= Joseph ben Isaac Sambari =

Egyptian Jewish historian (1640–1703)

Joseph ben Isaac Sambari (Hebrew: יוסף בן יצחק סמברי; c. 1640 – 1703) also known as Qātāya (Arabic: قاطية) was a 17th century Egyptian Jewish historian and chronicler whose works provide important details about the affairs and conditions of 17th century Egyptian and Levantine Jewry.

== Biography ==
Born around 1640 in Cairo, Egypt, very little is known about his family or his personal life, and that which is known solely derives from details he gives about himself in his works. In his early years he studied under Rav Hananiah Barhun, a student of the historian Abraham Iskandari. According to Sambari's own testimony, Iskandari's rich library aroused in him an intense curiosity in history, and later on he made extensive use of it in writing his works. Around 1660 he worked as a scribe for the minister of finance, and became a follower of Sabbatai Zevi. After the collapse of Sabbateanism, Sambari became extremely disillusioned and decided to begin chronicling the events around him. He knew Arabic, Hebrew, and Spanish, yet his Hebrew orthography and grammar are very faulty. Sambari's main sources for his works were "Yuḥasin" by Abraham Zacuto, "Shevet Yehudah" by Solomon Ibn Virga, "Divrei ha-Yamim" by Joseph ha-Kohen, "Shalshelet ha-Kabbalah" by Gedaliah Ibn Yahya, "Kore ha-Dorot" by David Conforte, and "Seder Eliyahu Zuta" by Elijah Capsali. He also used some of the Responsa of Maimonides and David Ibn Abi Zimra. In his later life, Sambari became very interested in Kabbalah, which led him to write a hagiography of Isaac Luria. The circulation of Sambari's works was very limited in the 17th to 19th centuries, and only small sections dealing with the Ottoman sultans, messianic figures and kabbalists were published in other works. It would not be until the modern era that Sambari's works became of great interest. Sambari died in Cairo in 1703. The Qatawi family of Cairo claim Sambari as the family's patriarch.

== Works ==
=== Sefer Divrei Hakhamim ===
Sambari's first work Divrei Hakhamim ("ספר דברי חכמים", The Book Containing the Sayings of the Sages) is no longer extant, and is only known of because of a passing comment in his other works. The work was apparently a historical account from Adam to the Savoraim.

=== Porat Yosef ===
Another obscure work of Sambari, Porat Yosef (פורת יוסף) is only extant in a unique manuscript in the Alliance Israélite Universelle library. The work deals exclusively with the topics of Massorah and biblical cantillation.

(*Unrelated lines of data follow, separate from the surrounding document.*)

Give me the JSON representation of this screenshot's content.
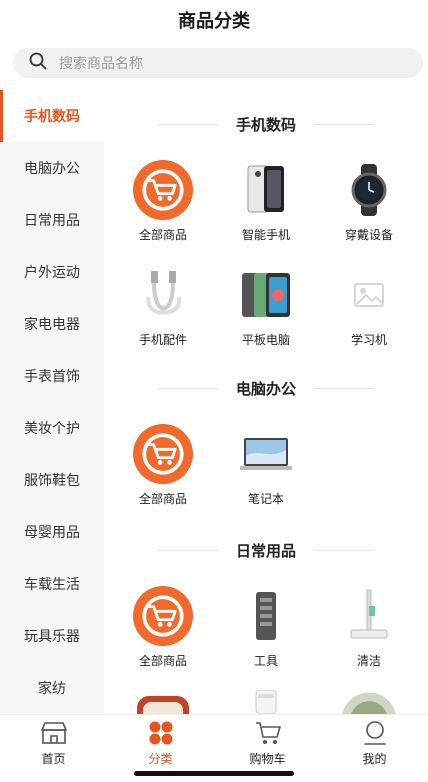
{
  "header": {
    "title": "商品分类"
  },
  "search": {
    "placeholder": "搜索商品名称"
  },
  "sidebar": {
    "items": [
      {
        "label": "手机数码",
        "active": true
      },
      {
        "label": "电脑办公"
      },
      {
        "label": "日常用品"
      },
      {
        "label": "户外运动"
      },
      {
        "label": "家电电器"
      },
      {
        "label": "手表首饰"
      },
      {
        "label": "美妆个护"
      },
      {
        "label": "服饰鞋包"
      },
      {
        "label": "母婴用品"
      },
      {
        "label": "车载生活"
      },
      {
        "label": "玩具乐器"
      },
      {
        "label": "家纺"
      }
    ]
  },
  "sections": [
    {
      "title": "手机数码",
      "items": [
        {
          "label": "全部商品",
          "icon": "all-goods-icon"
        },
        {
          "label": "智能手机",
          "icon": "smartphone-image"
        },
        {
          "label": "穿戴设备",
          "icon": "smartwatch-image"
        },
        {
          "label": "手机配件",
          "icon": "cable-image"
        },
        {
          "label": "平板电脑",
          "icon": "tablet-image"
        },
        {
          "label": "学习机",
          "icon": "placeholder-image"
        }
      ]
    },
    {
      "title": "电脑办公",
      "items": [
        {
          "label": "全部商品",
          "icon": "all-goods-icon"
        },
        {
          "label": "笔记本",
          "icon": "laptop-image"
        }
      ]
    },
    {
      "title": "日常用品",
      "items": [
        {
          "label": "全部商品",
          "icon": "all-goods-icon"
        },
        {
          "label": "工具",
          "icon": "toolkit-image"
        },
        {
          "label": "清洁",
          "icon": "mop-image"
        }
      ]
    }
  ],
  "tabbar": {
    "items": [
      {
        "label": "首页",
        "icon": "home-icon"
      },
      {
        "label": "分类",
        "icon": "category-icon",
        "active": true
      },
      {
        "label": "购物车",
        "icon": "cart-icon"
      },
      {
        "label": "我的",
        "icon": "profile-icon"
      }
    ]
  },
  "colors": {
    "accent": "#e8541e",
    "badge": "#f26a2b",
    "sidebar_bg": "#f6f6f6"
  }
}
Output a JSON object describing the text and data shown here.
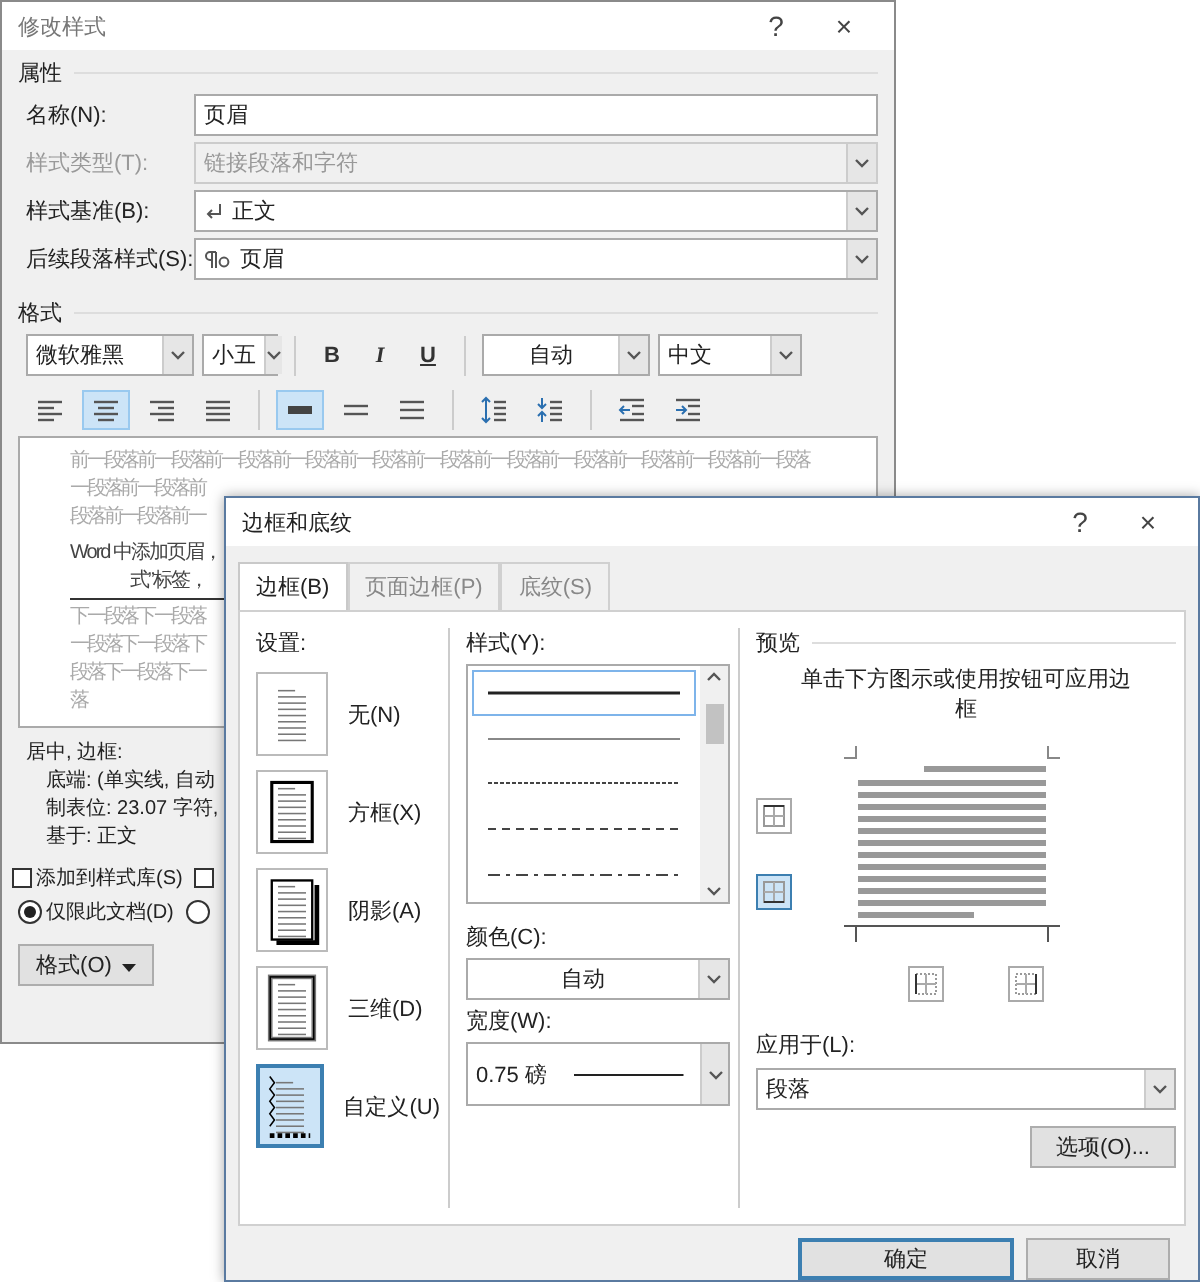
{
  "style_dialog": {
    "title": "修改样式",
    "help": "?",
    "close": "×",
    "properties": {
      "heading": "属性",
      "fields": [
        {
          "label": "名称(N):",
          "value": "页眉",
          "kind": "text",
          "disabled": false
        },
        {
          "label": "样式类型(T):",
          "value": "链接段落和字符",
          "kind": "type",
          "disabled": true
        },
        {
          "label": "样式基准(B):",
          "value": "正文",
          "kind": "base",
          "disabled": false
        },
        {
          "label": "后续段落样式(S):",
          "value": "页眉",
          "kind": "next",
          "disabled": false
        }
      ]
    },
    "format": {
      "heading": "格式",
      "font": "微软雅黑",
      "size": "小五",
      "styles": [
        {
          "kind": "bold",
          "label": "B"
        },
        {
          "kind": "italic",
          "label": "I"
        },
        {
          "kind": "underline",
          "label": "U"
        }
      ],
      "color_mode": "自动",
      "script": "中文",
      "paragraph_buttons": [
        {
          "kind": "align-left",
          "selected": false
        },
        {
          "kind": "align-center",
          "selected": true
        },
        {
          "kind": "align-right",
          "selected": false
        },
        {
          "kind": "justify",
          "selected": false
        },
        {
          "kind": "single",
          "selected": true
        },
        {
          "kind": "onehalf",
          "selected": false
        },
        {
          "kind": "double",
          "selected": false
        },
        {
          "kind": "space-up",
          "selected": false
        },
        {
          "kind": "space-down",
          "selected": false
        },
        {
          "kind": "outdent",
          "selected": false
        },
        {
          "kind": "indent",
          "selected": false
        }
      ]
    },
    "preview": {
      "previous": [
        "前一段落前一段落前一段落前一段落前一段落前一段落前一段落前一段落前一段落前一段落前一段落",
        "一段落前一段落前",
        "段落前一段落前一"
      ],
      "sample": [
        "Word 中添加页眉，",
        "式”标签，"
      ],
      "next": [
        "下一段落下一段落",
        "一段落下一段落下",
        "段落下一段落下一",
        "落"
      ]
    },
    "description": [
      "居中, 边框:",
      "底端: (单实线, 自动",
      "制表位: 23.07 字符,",
      "基于: 正文"
    ],
    "checkboxes": [
      {
        "label": "添加到样式库(S)",
        "checked": false
      },
      {
        "checked": false
      }
    ],
    "radios": [
      {
        "label": "仅限此文档(D)",
        "selected": true
      },
      {
        "selected": false
      }
    ],
    "format_button": "格式(O)"
  },
  "borders_dialog": {
    "title": "边框和底纹",
    "help": "?",
    "close": "×",
    "tabs": [
      {
        "label": "边框(B)",
        "selected": true
      },
      {
        "label": "页面边框(P)",
        "selected": false
      },
      {
        "label": "底纹(S)",
        "selected": false
      }
    ],
    "settings": {
      "label": "设置:",
      "options": [
        {
          "kind": "none",
          "label": "无(N)",
          "selected": false
        },
        {
          "kind": "box",
          "label": "方框(X)",
          "selected": false
        },
        {
          "kind": "shadow",
          "label": "阴影(A)",
          "selected": false
        },
        {
          "kind": "threed",
          "label": "三维(D)",
          "selected": false
        },
        {
          "kind": "custom",
          "label": "自定义(U)",
          "selected": true
        }
      ]
    },
    "style": {
      "label": "样式(Y):",
      "lines": [
        {
          "kind": "solid",
          "selected": true
        },
        {
          "kind": "thin",
          "selected": false
        },
        {
          "kind": "dotted",
          "selected": false
        },
        {
          "kind": "dashed",
          "selected": false
        },
        {
          "kind": "dashdot",
          "selected": false
        }
      ]
    },
    "color": {
      "label": "颜色(C):",
      "value": "自动"
    },
    "width": {
      "label": "宽度(W):",
      "value": "0.75 磅"
    },
    "preview": {
      "heading": "预览",
      "hint": "单击下方图示或使用按钮可应用边框",
      "border_buttons": [
        {
          "kind": "top",
          "selected": false
        },
        {
          "kind": "bottom",
          "selected": true
        },
        {
          "kind": "left",
          "selected": false
        },
        {
          "kind": "right",
          "selected": false
        }
      ]
    },
    "apply_to": {
      "label": "应用于(L):",
      "value": "段落"
    },
    "options_button": "选项(O)...",
    "buttons": [
      {
        "label": "确定",
        "kind": "default"
      },
      {
        "label": "取消",
        "kind": "normal"
      }
    ]
  }
}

=== Sefer Divrei Yosef ===
Considered to be Sambari's magnum opus, his work Divrei Yosef ("ספר דברי יוסף", The Book of Joseph’s Sayings) was completed on January 23, 1673. Sambari began this historical work with the emergence of Islam, presenting the figure of Muhammad, as seen through Jewish eyes. He then goes on to discuss the histories of the Islamic dynasties, from the Umayyads to the Ottomans. Sambari then goes on to describe the history of the Jews written against this Islamic backdrop, describing the life-stories and activities of Jewish leaders and sages, who lived around the Mediterranean from the 4th to 17th centuries. He goes into the niche details of the goings-on of Cairo's Jewry, and the relationship between Jews and Muslims. He also discusses important topographical and demographic data of certain Egyptian Jewish communities. Sambari spends 52 out of 228 chapters discussing the lives of all the Ottoman sultans and their relationship with the Ottoman Jewish communities; he also discusses acts of conquest or critical political change. Of particular interest, Sambari provides important accounts of the military conquests of Mehmed II, Selim I and Suleyman I, and their role in the campaigns against the Safavids and Mamluks. Sambari praises the Ottoman rulers calling them the "Kings who loved the Jews".

The work is written in Hebrew, but draws on the Arabic chronicle of his contemporary Aḥmad b. Zunbul, though not on Turkish chronicles, and contains a translation of part of al-Māwardī's treatise on Islamic law. It is a satirical work that employs biblical illusions and midrashim to critique Islam and Sabbateanism, and construct a Jewish ethnoreligious identity. Sambari was a former Sabbatean and had become disillusioned with that movement.